A multi-omics prognostic model of cuproptosis affects the prognosis of stomach adenocarcinoma.

Abstract

Background: Cuproptosis, a form of cell death associated with copper ions, has been linked to the pathogenesis of various cancers, including gastric cancer. Investigating the role of cuproptosis-related genes through multi-omics analysis can enhance our understanding of disease mechanisms and improve prognosis prediction.

Objective: This study aims to elucidate the role of cuproptosis-related genes in gastric cancer from a multi-omics perspective.
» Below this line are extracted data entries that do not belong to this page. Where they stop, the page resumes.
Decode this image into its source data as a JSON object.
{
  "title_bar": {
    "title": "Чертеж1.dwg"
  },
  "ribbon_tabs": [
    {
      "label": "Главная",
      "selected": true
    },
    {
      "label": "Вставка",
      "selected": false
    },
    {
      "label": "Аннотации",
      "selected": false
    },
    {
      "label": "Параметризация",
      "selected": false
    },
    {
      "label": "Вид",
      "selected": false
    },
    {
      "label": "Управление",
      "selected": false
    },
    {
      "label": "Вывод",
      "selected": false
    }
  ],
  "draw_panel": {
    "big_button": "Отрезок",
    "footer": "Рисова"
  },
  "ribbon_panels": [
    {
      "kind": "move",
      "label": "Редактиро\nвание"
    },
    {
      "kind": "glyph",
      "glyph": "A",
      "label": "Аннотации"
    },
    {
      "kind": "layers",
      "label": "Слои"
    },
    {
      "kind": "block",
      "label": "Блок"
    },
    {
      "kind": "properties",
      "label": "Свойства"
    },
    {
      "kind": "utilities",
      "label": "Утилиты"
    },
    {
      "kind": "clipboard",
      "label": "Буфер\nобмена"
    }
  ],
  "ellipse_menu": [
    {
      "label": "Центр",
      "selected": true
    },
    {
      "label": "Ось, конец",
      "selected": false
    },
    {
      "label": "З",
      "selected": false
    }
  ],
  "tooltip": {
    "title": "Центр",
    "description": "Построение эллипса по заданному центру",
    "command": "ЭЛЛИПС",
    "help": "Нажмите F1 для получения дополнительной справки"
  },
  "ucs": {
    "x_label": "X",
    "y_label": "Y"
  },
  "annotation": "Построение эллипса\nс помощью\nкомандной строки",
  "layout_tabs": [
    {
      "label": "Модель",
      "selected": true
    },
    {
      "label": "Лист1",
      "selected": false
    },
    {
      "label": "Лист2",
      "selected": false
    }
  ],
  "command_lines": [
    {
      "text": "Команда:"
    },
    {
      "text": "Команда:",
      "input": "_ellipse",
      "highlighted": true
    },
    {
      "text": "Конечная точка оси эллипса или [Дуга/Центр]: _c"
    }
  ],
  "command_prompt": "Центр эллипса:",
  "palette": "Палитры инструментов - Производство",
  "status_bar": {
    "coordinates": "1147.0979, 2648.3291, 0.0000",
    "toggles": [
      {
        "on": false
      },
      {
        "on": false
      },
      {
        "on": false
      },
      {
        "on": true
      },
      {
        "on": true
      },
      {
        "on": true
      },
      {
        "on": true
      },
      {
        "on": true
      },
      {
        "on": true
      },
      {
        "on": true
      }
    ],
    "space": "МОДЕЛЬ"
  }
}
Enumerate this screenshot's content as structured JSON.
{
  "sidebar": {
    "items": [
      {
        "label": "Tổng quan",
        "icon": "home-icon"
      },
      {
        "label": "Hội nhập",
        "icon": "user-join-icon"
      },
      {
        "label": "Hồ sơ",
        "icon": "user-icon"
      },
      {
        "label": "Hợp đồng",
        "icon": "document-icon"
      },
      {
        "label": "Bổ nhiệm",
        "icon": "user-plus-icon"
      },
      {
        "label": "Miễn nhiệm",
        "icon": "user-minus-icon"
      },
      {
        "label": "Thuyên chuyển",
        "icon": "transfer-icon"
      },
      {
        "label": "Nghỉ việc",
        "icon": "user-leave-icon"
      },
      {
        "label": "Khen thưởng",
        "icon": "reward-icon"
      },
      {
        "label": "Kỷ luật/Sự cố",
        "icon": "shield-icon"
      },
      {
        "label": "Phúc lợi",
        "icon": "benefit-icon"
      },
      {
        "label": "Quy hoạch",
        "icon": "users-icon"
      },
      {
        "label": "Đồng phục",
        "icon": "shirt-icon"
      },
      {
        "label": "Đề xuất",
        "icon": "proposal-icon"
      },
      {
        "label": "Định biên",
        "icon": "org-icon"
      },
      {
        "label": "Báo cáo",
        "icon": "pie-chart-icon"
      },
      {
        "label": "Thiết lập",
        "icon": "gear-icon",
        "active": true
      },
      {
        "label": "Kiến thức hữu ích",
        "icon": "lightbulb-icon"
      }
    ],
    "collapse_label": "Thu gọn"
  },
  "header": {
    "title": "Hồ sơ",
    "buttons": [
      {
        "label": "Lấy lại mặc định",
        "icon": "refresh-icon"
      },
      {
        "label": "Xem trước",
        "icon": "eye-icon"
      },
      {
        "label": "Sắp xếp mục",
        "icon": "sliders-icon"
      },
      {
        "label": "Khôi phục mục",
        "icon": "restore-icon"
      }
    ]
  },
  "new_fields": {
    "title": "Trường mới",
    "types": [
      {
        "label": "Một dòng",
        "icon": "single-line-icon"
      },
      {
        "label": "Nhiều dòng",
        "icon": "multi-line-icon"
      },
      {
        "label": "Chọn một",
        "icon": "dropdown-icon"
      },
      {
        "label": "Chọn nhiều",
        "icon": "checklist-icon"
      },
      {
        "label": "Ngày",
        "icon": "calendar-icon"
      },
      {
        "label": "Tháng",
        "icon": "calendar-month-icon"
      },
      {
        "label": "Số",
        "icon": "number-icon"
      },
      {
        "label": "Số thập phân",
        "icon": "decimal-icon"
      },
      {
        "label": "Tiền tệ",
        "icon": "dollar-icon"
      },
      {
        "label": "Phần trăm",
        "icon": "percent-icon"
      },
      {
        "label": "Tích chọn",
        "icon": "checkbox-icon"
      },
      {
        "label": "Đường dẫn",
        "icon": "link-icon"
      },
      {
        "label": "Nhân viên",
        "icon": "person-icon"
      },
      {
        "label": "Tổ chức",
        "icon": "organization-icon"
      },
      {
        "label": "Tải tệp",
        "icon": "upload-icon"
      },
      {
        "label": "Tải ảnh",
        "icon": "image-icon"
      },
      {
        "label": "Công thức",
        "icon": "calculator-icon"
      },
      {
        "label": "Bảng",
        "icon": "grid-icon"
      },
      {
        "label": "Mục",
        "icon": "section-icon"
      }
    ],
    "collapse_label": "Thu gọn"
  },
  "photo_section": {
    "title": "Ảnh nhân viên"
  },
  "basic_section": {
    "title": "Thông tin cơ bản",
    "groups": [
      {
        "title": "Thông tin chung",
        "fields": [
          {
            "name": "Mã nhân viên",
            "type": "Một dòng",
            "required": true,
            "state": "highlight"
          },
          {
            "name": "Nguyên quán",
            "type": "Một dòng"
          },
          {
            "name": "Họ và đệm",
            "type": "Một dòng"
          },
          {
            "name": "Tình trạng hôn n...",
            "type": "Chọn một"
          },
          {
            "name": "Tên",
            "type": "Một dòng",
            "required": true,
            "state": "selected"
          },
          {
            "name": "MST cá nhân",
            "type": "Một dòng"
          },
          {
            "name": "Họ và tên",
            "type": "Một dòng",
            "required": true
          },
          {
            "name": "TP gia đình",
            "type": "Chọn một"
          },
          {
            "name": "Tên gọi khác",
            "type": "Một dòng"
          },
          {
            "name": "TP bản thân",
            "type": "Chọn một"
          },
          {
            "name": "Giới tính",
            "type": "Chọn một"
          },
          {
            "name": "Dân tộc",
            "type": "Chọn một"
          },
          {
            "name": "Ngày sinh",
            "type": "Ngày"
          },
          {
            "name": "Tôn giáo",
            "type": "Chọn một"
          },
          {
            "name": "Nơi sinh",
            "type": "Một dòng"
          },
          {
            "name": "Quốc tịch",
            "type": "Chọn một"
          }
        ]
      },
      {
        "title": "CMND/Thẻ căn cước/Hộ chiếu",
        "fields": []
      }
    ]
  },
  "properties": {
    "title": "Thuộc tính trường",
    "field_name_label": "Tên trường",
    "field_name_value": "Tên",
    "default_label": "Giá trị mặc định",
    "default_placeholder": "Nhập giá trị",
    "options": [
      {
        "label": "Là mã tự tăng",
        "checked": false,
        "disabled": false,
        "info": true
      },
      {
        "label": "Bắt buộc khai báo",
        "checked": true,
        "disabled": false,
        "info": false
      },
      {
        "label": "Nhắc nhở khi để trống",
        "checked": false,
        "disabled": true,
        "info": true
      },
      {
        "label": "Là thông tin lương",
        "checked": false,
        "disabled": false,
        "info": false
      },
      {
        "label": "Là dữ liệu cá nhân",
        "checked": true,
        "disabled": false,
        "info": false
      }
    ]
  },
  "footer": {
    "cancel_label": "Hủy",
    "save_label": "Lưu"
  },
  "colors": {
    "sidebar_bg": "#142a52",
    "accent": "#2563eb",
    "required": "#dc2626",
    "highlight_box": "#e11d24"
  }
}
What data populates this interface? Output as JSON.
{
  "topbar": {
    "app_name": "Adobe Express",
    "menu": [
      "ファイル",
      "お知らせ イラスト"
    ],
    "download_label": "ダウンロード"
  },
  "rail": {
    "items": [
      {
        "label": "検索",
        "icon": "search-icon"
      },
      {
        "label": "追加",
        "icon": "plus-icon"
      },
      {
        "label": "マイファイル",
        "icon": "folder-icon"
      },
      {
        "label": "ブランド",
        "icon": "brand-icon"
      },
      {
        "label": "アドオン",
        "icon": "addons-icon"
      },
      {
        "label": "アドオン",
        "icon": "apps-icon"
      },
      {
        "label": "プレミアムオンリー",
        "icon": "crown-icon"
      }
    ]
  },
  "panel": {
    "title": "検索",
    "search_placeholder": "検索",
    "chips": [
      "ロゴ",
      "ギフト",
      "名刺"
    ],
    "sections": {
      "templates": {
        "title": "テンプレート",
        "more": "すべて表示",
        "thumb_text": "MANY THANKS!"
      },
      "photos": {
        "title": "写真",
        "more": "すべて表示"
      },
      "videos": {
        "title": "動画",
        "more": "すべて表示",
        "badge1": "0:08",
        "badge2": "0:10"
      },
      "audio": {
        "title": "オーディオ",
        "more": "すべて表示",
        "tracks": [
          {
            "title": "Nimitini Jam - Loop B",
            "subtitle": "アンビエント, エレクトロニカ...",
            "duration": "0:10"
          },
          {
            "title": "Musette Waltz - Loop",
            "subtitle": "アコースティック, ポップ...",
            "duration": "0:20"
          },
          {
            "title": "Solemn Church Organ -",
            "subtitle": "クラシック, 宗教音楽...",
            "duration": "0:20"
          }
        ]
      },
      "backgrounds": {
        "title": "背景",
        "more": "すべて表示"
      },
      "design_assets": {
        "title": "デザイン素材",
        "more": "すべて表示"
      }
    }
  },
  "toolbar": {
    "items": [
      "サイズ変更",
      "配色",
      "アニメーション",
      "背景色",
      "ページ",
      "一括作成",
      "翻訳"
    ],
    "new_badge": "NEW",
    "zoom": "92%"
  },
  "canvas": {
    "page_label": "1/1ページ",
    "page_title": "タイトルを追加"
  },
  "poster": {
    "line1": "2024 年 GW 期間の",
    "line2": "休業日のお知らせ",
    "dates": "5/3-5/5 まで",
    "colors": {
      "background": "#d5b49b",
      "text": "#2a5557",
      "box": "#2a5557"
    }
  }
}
Materials and methods: We utilized multi-omics sequencing data from TCGA and GEO databases to explore the relationships between cuproptosis genes and gastric carcinogenesis, clinical phenotypes, and prognosis. This analysis encompassed mutation, copy number variation, methylation, mRNA expression, alternative splicing, and APA alterations. Additionally, we examined the regulatory roles of cuproptosis genes in gastric cancer through ceRNA interactions, gene mutations, and DNA methylation. A multi-omics prognostic model for gastric cancer was subsequently constructed.

Results: Our findings revealed that CDKN2A was the most frequently mutated gene in gastric cancer. Overall mutations in cuproptosis genes and copy number alterations of PDHB significantly impacted gastric cancer prognosis. Methylation, alternative splicing, and APA alterations of CDKN2A also influenced patient outcomes. Notably, MTF1, a key gene in cuproptosis, was found to affect apoptosis and invasion in gastric cancer cell lines.

Conclusion: We successfully developed a multi-omics prognostic model for gastric cancer that offers significant predictive value for patient outcomes.